Personal Data Protection

Personal data can safely be described as the gold of the 21st century. The development of the digital society continues to increase its value.

The observance of legal regulations in the area of personal data protection is currently one of the key challenges for institutions and businesses. The GDPR provides for fines for failure to adequately protect personal data, which can be up to €10,000,00 or, in the case of businesses, up to 2% of total annual worldwide revenue from the previous financial year.

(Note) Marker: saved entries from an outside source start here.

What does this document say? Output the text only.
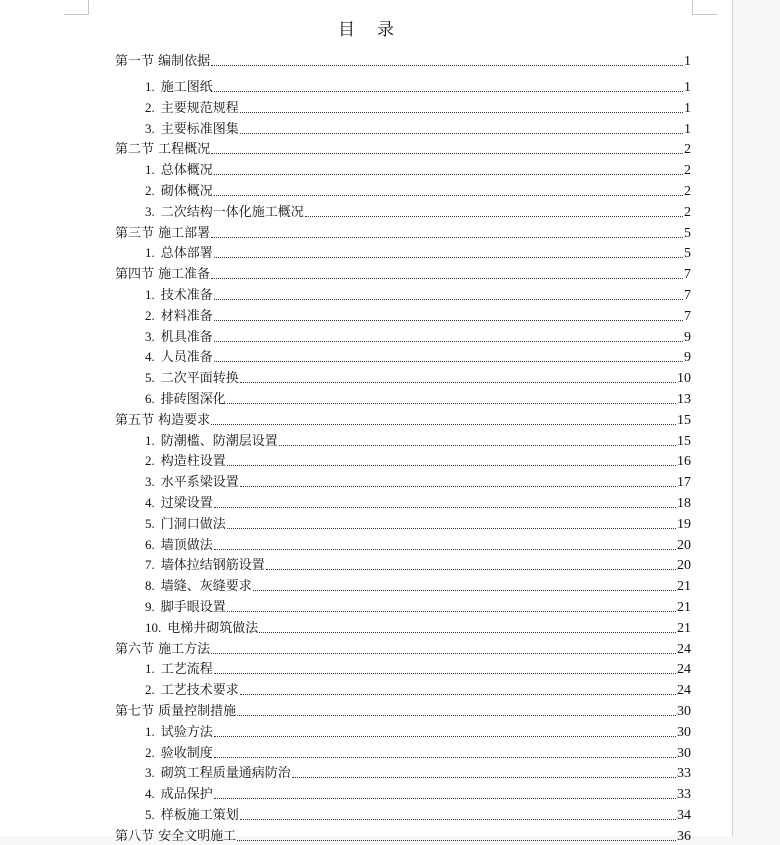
目录
第一节 编制依据	1
1. 施工图纸	1
2. 主要规范规程	1
3. 主要标准图集	1
第二节 工程概况	2
1. 总体概况	2
2. 砌体概况	2
3. 二次结构一体化施工概况	2
第三节 施工部署	5
1. 总体部署	5
第四节 施工准备	7
1. 技术准备	7
2. 材料准备	7
3. 机具准备	9
4. 人员准备	9
5. 二次平面转换	10
6. 排砖图深化	13
第五节 构造要求	15
1. 防潮槛、防潮层设置	15
2. 构造柱设置	16
3. 水平系梁设置	17
4. 过梁设置	18
5. 门洞口做法	19
6. 墙顶做法	20
7. 墙体拉结钢筋设置	20
8. 墙缝、灰缝要求	21
9. 脚手眼设置	21
10. 电梯井砌筑做法	21
第六节 施工方法	24
1. 工艺流程	24
2. 工艺技术要求	24
第七节 质量控制措施	30
1. 试验方法	30
2. 验收制度	30
3. 砌筑工程质量通病防治	33
4. 成品保护	33
5. 样板施工策划	34
第八节 安全文明施工	36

In addition to potential financial losses, irregularities in compliance with the the GDPR pose a real risk of reputational damage. Its implications can be much more unpleasant and have far-reaching consequences for the trust of partners and clients.

We provide legal advice on personal data protection not only to large companies (including public companies), but also to smaller data controllers and processors. Our services include both audit of the legality of personal data processing under the applicable law as well as legal assistance in the process of adapting data processing procedures to the principles of the GDPR.

Scope of our services

audit of the legality of personal data processing;
advising on the design of new or modification of existing personal data processing operations;
development of documentation and internal procedures necessary to ensure an appropriate level of security of personal data processing;
drafting and analysing personal data processing outsourcing agreements, both for data controllers and data processors;
preparation of disclosure documents required to be submitted when personal data are collected from individuals;
drafting consent clauses for the processing of personal data;
assessment and preparation of legal opinions on the legality of personal data processing;
legal advice on transferring of personal data to external parties, including those located abroad;
representation before supervisory authorities and administrative courts.